I’ve been hearing a lot of chatter about “adults” who were too “irresponsible” to buy health insurance, and how that’s forced Obamacare on us, or how Obamacare is going to fix that or something. (Side note: the real problem with healthcare is that they charge way the hell too much. Just in case you’re wondering.)

People making these remarks are talking about some straw person who buys an iPhone instead of health care insurance – as if the $88/month cost of my iphone could cover a policy for any adult, but I digress. I haven’t met anyone who’s bought a gadget instead of insurance. But I do know many, many people who choose to pay for housing or food instead of health insurance.

But when I confront these folks, they just will not deal with what I’m talking about. They continue to make blanket statements about the “irresponsibility” of adults who don’t purchase health care in the US. Healthcare, in case you don’t know, can easily cost $1000/month, even for a healthy individual.

The green movement is another thing. Sure, it would be great if everyone would trick out their home to be more green, but (a) some of us don’t own homes and (b) some of us can barely afford our mortgages. Sure, it would be great if everyone lived closer to work, but the proximity of jobs tends to drive housing costs up – even rent. Jobs aren’t always where the decent schools are, either.

Unless you’re rather affluent, you simply cannot be expected to make all of the most responsible possible choices available to human experience. The next time you’re dealing with someone who thinks this way, here are a few irresponsible choices you might be able to accuse them of which are far less expensive than health care. Then when they give their “but” reasons for not adhering to those principles, you can point out that they’re much less expensive than paying for healthcare, so why on earth not?

  • It’s so irresponsible that people buy clothing made abroad instead of having all their clothing custom made by someone here in the US, with fabric manufactured here.
  • It’s so irresponsible that people drive cars instead of bicycling/using public transportation.
  • It’s so irresponsible that people take tax deductions when we’re having a major financial crisis.
  • It’s so irresponsible to shop at Wal-Mart, known for its abuses of employees, competitors and so on.

You get the idea.
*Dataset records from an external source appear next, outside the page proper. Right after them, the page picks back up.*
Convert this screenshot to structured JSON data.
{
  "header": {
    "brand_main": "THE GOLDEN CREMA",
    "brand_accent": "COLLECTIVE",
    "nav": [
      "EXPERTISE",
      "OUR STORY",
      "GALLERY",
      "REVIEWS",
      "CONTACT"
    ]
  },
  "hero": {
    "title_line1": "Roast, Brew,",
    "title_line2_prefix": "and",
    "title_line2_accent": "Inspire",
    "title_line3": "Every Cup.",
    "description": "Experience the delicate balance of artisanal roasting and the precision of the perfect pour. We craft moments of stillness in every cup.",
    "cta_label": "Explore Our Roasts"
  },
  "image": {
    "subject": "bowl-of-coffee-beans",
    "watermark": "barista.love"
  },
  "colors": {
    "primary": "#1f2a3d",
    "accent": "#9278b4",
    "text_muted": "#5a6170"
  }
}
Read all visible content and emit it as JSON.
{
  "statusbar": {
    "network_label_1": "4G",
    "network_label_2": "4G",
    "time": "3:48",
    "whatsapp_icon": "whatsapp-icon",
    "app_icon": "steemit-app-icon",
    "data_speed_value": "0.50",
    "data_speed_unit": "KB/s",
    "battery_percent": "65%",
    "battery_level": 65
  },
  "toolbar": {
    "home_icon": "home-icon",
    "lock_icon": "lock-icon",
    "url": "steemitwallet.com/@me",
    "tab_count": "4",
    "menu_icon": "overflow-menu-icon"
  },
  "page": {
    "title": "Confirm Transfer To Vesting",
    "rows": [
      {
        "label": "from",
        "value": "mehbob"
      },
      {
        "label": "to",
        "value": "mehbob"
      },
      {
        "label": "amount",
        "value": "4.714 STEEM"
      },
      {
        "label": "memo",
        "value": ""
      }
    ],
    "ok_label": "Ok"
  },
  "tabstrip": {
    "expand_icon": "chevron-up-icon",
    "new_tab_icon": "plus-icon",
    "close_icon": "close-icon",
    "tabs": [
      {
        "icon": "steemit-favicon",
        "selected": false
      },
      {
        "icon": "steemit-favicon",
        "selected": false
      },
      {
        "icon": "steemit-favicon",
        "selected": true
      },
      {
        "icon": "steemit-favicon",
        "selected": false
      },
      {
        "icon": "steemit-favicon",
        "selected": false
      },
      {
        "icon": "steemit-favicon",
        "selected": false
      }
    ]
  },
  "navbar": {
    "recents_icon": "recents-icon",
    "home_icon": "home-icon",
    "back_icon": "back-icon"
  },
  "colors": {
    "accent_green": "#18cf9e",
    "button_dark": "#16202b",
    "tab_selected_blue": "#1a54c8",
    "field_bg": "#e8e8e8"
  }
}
There is simply no reason to set the bar at “spend $1000 on healthcare every month” instead of “spend a few thousand/year on a custom wardrobe that makes no use whatsoever of foreign factory abuses.”
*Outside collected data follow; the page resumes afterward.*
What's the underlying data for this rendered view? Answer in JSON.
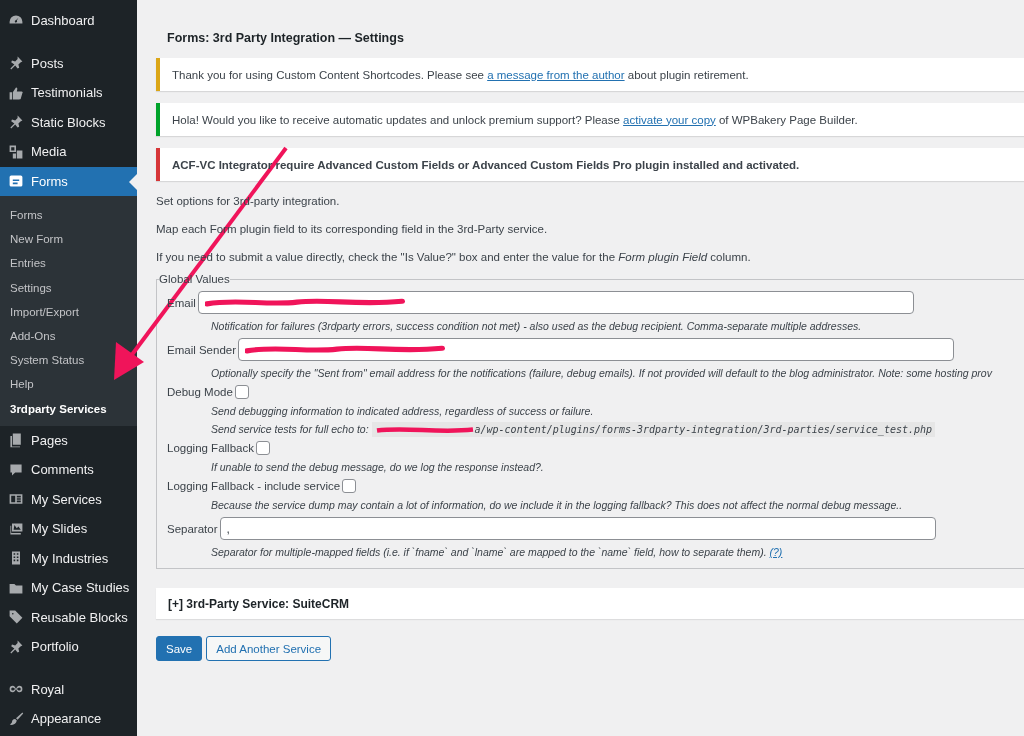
{
  "sidebar": {
    "groups": [
      [
        {
          "label": "Dashboard",
          "selected": false
        }
      ],
      [
        {
          "label": "Posts",
          "selected": false
        },
        {
          "label": "Testimonials",
          "selected": false
        },
        {
          "label": "Static Blocks",
          "selected": false
        },
        {
          "label": "Media",
          "selected": false
        },
        {
          "label": "Forms",
          "selected": true,
          "children": [
            {
              "label": "Forms",
              "selected": false
            },
            {
              "label": "New Form",
              "selected": false
            },
            {
              "label": "Entries",
              "selected": false
            },
            {
              "label": "Settings",
              "selected": false
            },
            {
              "label": "Import/Export",
              "selected": false
            },
            {
              "label": "Add-Ons",
              "selected": false
            },
            {
              "label": "System Status",
              "selected": false
            },
            {
              "label": "Help",
              "selected": false
            },
            {
              "label": "3rdparty Services",
              "selected": true
            }
          ]
        },
        {
          "label": "Pages",
          "selected": false
        },
        {
          "label": "Comments",
          "selected": false
        },
        {
          "label": "My Services",
          "selected": false
        },
        {
          "label": "My Slides",
          "selected": false
        },
        {
          "label": "My Industries",
          "selected": false
        },
        {
          "label": "My Case Studies",
          "selected": false
        },
        {
          "label": "Reusable Blocks",
          "selected": false
        },
        {
          "label": "Portfolio",
          "selected": false
        }
      ],
      [
        {
          "label": "Royal",
          "selected": false
        },
        {
          "label": "Appearance",
          "selected": false
        }
      ]
    ]
  },
  "page_title": "Forms: 3rd Party Integration — Settings",
  "notices": [
    {
      "color": "#dba617",
      "bold": false,
      "before": "Thank you for using Custom Content Shortcodes. Please see ",
      "link": "a message from the author",
      "after": " about plugin retirement."
    },
    {
      "color": "#00a32a",
      "bold": false,
      "before": "Hola! Would you like to receive automatic updates and unlock premium support? Please ",
      "link": "activate your copy",
      "after": " of WPBakery Page Builder."
    },
    {
      "color": "#d63638",
      "bold": true,
      "before": "ACF-VC Integrator require Advanced Custom Fields or Advanced Custom Fields Pro plugin installed and activated."
    }
  ],
  "intro": [
    "Set options for 3rd-party integration.",
    "Map each Form plugin field to its corresponding field in the 3rd-Party service.",
    "If you need to submit a value directly, check the \"Is Value?\" box and enter the value for the *Form plugin Field* column."
  ],
  "global_values": {
    "legend": "Global Values",
    "fields": [
      {
        "kind": "text",
        "label": "Email",
        "redacted": true,
        "descriptions": [
          {
            "text": "Notification for failures (3rdparty errors, success condition not met) - also used as the debug recipient. Comma-separate multiple addresses."
          }
        ]
      },
      {
        "kind": "text",
        "label": "Email Sender",
        "redacted": true,
        "descriptions": [
          {
            "text": "Optionally specify the \"Sent from\" email address for the notifications (failure, debug emails). If not provided will default to the blog administrator. Note: some hosting prov"
          }
        ]
      },
      {
        "kind": "checkbox",
        "label": "Debug Mode",
        "checked": false,
        "descriptions": [
          {
            "text": "Send debugging information to indicated address, regardless of success or failure."
          },
          {
            "text": "Send service tests for full echo to: ",
            "code": "a/wp-content/plugins/forms-3rdparty-integration/3rd-parties/service_test.php",
            "redacted": true
          }
        ]
      },
      {
        "kind": "checkbox",
        "label": "Logging Fallback",
        "checked": false,
        "descriptions": [
          {
            "text": "If unable to send the debug message, do we log the response instead?."
          }
        ]
      },
      {
        "kind": "checkbox",
        "label": "Logging Fallback - include service",
        "checked": false,
        "descriptions": [
          {
            "text": "Because the service dump may contain a lot of information, do we include it in the logging fallback? This does not affect the normal debug message.."
          }
        ]
      },
      {
        "kind": "text",
        "label": "Separator",
        "value": ",",
        "redacted": false,
        "descriptions": [
          {
            "text": "Separator for multiple-mapped fields (i.e. if `fname` and `lname` are mapped to the `name` field, how to separate them). ",
            "link": "(?)"
          }
        ]
      }
    ]
  },
  "service_panel": {
    "title": "[+] 3rd-Party Service: SuiteCRM",
    "expanded": false
  },
  "buttons": [
    {
      "label": "Save",
      "kind": "primary"
    },
    {
      "label": "Add Another Service",
      "kind": "secondary"
    }
  ]
}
Perhaps the better goal is to create a society that empowers people to make these choices. Demanding that people not shop at Wal-Mart or buy health insurance is denying the less affluent the chance to be part of change. Creating other choices for the less affluent – that’s the most responsible goal we could be working toward.


  1. Nathan says

    That’s why you should have the Australian system, which involves everyone paying a levy of 1.5% (on top of tax) to cover Medicare. Medicare provides everyone access to public health care for free, free eye tests, free surgery (most surgery’s), and the PBS scheme (which reduces the cost of pharmaceutical drugs). On top of Medicare people may choose to have private health insurance which adds on more benefits.
    Also just a quick note on choice; sure its well and good to say people should make choices however people can then make poor choices and if people are spending welfare money on luxury goods (cars, TV’s, cigarettes) do they have a right to complain about not getting health care?

  2. Jennifer Kesler says


    Sounds like a good system. As for your second paragraph, welfare in the US provides about $900/month to a family of four, and food stamps come to something like $6/day. Even buying cigarettes (far cheaper than TVs or car payments) would be a real struggle on that kind of money. I’m far more concerned about corporate welfare, which happens when big businesses make either greedy or stupid choices and then get bailed out by a sympathetic government. Some people aren’t great at making choices, but they still have to try to live their lives. No one absolutely has to start a company – if someone runs a big business into the ground out of stupidity or greed, I’d rather see them homeless than someone whose big mistake in life was to take up a highly addictive cigarette habit, usually at the sort of young age where humans aren’t known for having good judgment.

  3. Cactus says

    Another one to throw at people who are making weird “responsibility” accusations: “Isn’t it irresponsible for you to have children when humans are the ones destroying the planet?”